A typical house of that size framed with 2x4s, and one with clear glass double-pane windows or storm windows installed over single-pane windows, should show a heating load of 22,000 to 28,000 Btu/hour with an outdoor temperature of 0°F and the thermostat set at 68°F, Dorsett says. In a house with 2×6 framed walls insulated to R-20, the heating load would likely drop to between 19,000 and 24,000 Btu/hour, he adds.
“So, is a 60,000 Btu/hr two-stage the optimal furnace for your house?” he asks. “I seriously doubt it.”

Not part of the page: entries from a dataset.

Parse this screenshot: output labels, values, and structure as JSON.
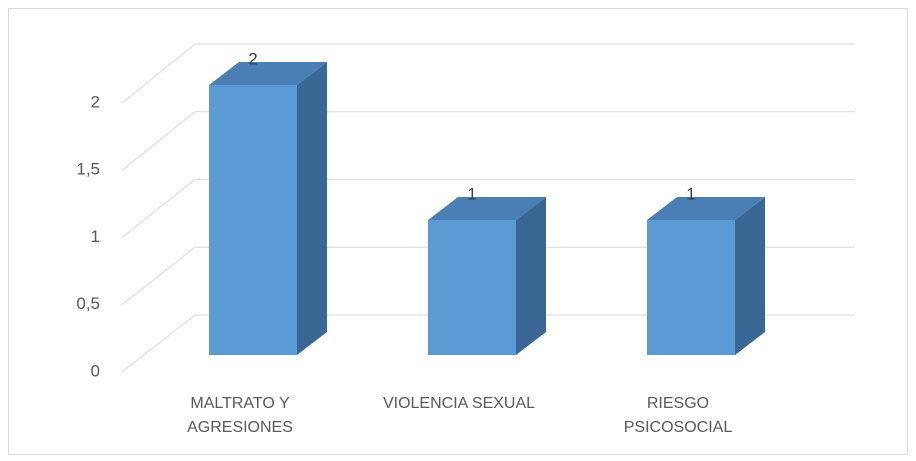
{
  "chart_data": {
    "type": "bar3d",
    "categories": [
      "MALTRATO Y AGRESIONES",
      "VIOLENCIA SEXUAL",
      "RIESGO PSICOSOCIAL"
    ],
    "values": [
      2,
      1,
      1
    ],
    "color": "#5b9bd5",
    "ylim": [
      0,
      2
    ],
    "yticks": [
      0,
      {
        "value": 0.5,
        "label": "0,5"
      },
      1,
      {
        "value": 1.5,
        "label": "1,5"
      },
      2
    ],
    "grid": true
  }
}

“Odds are pretty good that even at it’s lowest firing rate the output is probably more than 3x oversized for your actual 99% heat load,” Dorsett continues. “A reasonably tight and insulated 2×4 house at 30°F would have a heat load of maybe 15,000 Btu/hr, 20,000 Btu/hr if it’s all single-panes with no storms — and even an uninsulated brick house would typically come in well under 40,000 But/hr.”
If Melichar has access to records for fuel use, he can check the heating load at the actual outside design temperature (as established by ACCA’s Manual J Residential Load Calculation) based on heating degree-day data.

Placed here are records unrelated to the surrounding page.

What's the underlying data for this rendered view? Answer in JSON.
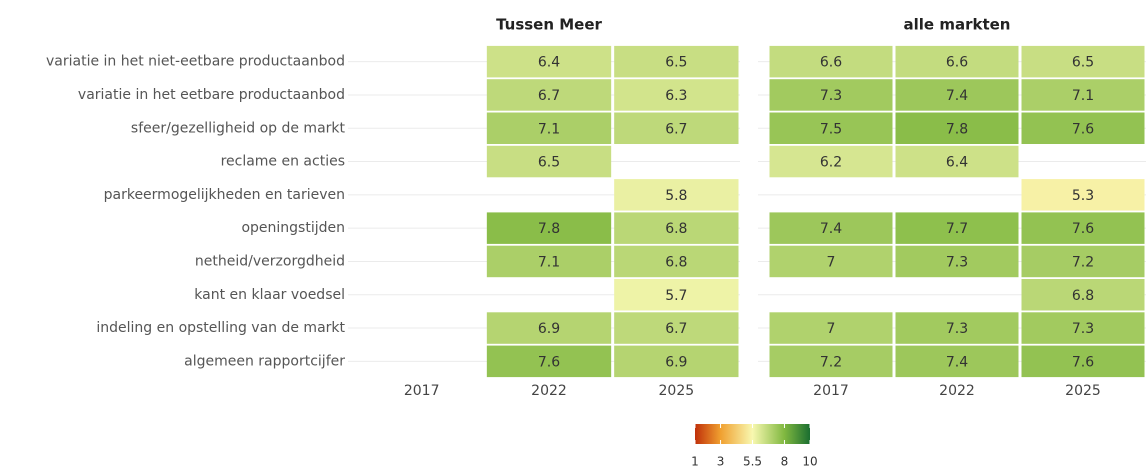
{
  "chart_data": {
    "type": "heatmap",
    "rows": [
      "variatie in het niet-eetbare productaanbod",
      "variatie in het eetbare productaanbod",
      "sfeer/gezelligheid op de markt",
      "reclame en acties",
      "parkeermogelijkheden en tarieven",
      "openingstijden",
      "netheid/verzorgdheid",
      "kant en klaar voedsel",
      "indeling en opstelling van de markt",
      "algemeen rapportcijfer"
    ],
    "facets": [
      {
        "title": "Tussen Meer",
        "series": [
          {
            "name": "2017",
            "values": [
              null,
              null,
              null,
              null,
              null,
              null,
              null,
              null,
              null,
              null
            ]
          },
          {
            "name": "2022",
            "values": [
              6.4,
              6.7,
              7.1,
              6.5,
              null,
              7.8,
              7.1,
              null,
              6.9,
              7.6
            ]
          },
          {
            "name": "2025",
            "values": [
              6.5,
              6.3,
              6.7,
              null,
              5.8,
              6.8,
              6.8,
              5.7,
              6.7,
              6.9
            ]
          }
        ]
      },
      {
        "title": "alle markten",
        "series": [
          {
            "name": "2017",
            "values": [
              6.6,
              7.3,
              7.5,
              6.2,
              null,
              7.4,
              7,
              null,
              7,
              7.2
            ]
          },
          {
            "name": "2022",
            "values": [
              6.6,
              7.4,
              7.8,
              6.4,
              null,
              7.7,
              7.3,
              null,
              7.3,
              7.4
            ]
          },
          {
            "name": "2025",
            "values": [
              6.5,
              7.1,
              7.6,
              null,
              5.3,
              7.6,
              7.2,
              6.8,
              7.3,
              7.6
            ]
          }
        ]
      }
    ],
    "legend_ticks": [
      1,
      3,
      5.5,
      8,
      10
    ],
    "legend_colors": [
      "#c0300a",
      "#f0a030",
      "#f8f8b0",
      "#80b840",
      "#1a6e30"
    ]
  }
}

In an exchange with Alan B, Dorsett’s defends the process by which he estimates Melichar’s heating loads, adding the new Goodman furnace could be as much as 10 times too big for the 500-square-foot zone, and as much as six times too big for the 1,000-square-foot part of the house, even when it’s burning on low.
Even in cases where heat-load calculations have been performed, a variety of factors can throw them off, Dorsett says, including assumptions about R-values, air infiltration, and the effects of plug loads.

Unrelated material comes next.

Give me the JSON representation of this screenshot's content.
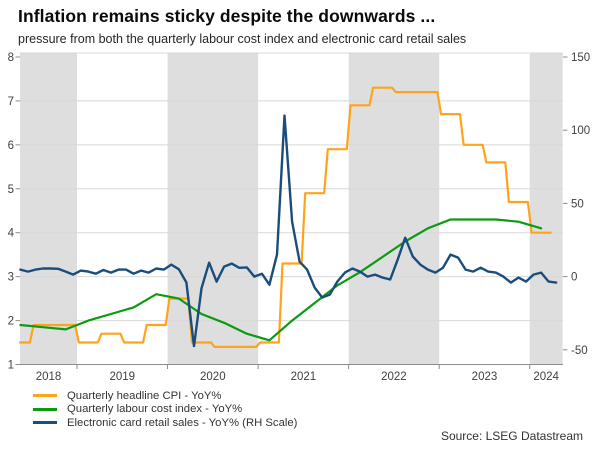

“Seems there is not sufficient enforcement of California Title 24, which [if I remember correctly] requires Manual J heating and cooling load calculations even on replacement equipment, and may even require duct leakage testing and remediation (though that might only be for new construction),” Dorsett says.
Another heating option
If Melichar were to start over, Dorsett thinks a better approach, given the heating loads, would be to produce hot water with a condensing tank-style water heater and distribute the heat via a one-ton hydronic coil air handler, such as the Firstco 4CW.
The Firstco is capable of delivering 13,700 Btu/hour with 120°F water and a pumping rate of 2 gallons per minute, and 19,200 Btu/hour with 140°F water.
“That would deliver long comfortable low-cfm flow cycles,” Dorsett says. “The max flow on the Firstco 4CW is 400 cfm, which is lower than the lowest heating cfm setting on the Goodman GMVC960603BN (600 cfm, set to minus 10%.)
“If air conditioning is a ‘must have,'” he adds, “doing the heating and cooling with minisplits might make more sense. But cooling loads are low enough on that side of the bay that most houses that size do just fine with a half-ton window-shaker for cooling.”
Our expert’s opinion
GBA technical director Peter Yost added these thoughts:
I am going to build on Dana Dorsett’s comments on choosing another heating option. I think the series of images below from the free download software Climate Consultant is worth 1,000 words on what I feel is the completely misguided type of space conditioning system that was elected for this project. (For more information on Climate Consultant, see “How to Use Climate Consultant 4.”)
To follow along, simply download Climate Consultant 6, enter the California zip code for John Melichar (94132) and use the drop-down list of charts. And note that the Climate Consultant starting page summary states, “Climate Consultant seeks to translate outdoor conditions into indoor comfort…”
California Climate Zone 3 has about six months of low-grade space heating and then six months with just about zero active space conditioning need. As Dana explains and Climate Consultant 6 reinforces, it’s hard for forced-air systems to be as effective as an integrated package of other design and mechanical strategies.
I think the oversizing and misapplication of the type of system means John should go after the HVAC contractor for such gross errors and then move, if he can, to a hydronic system (or hydro-air system) that allows him easily and effectively to combine his space heating and domestic hot water loads.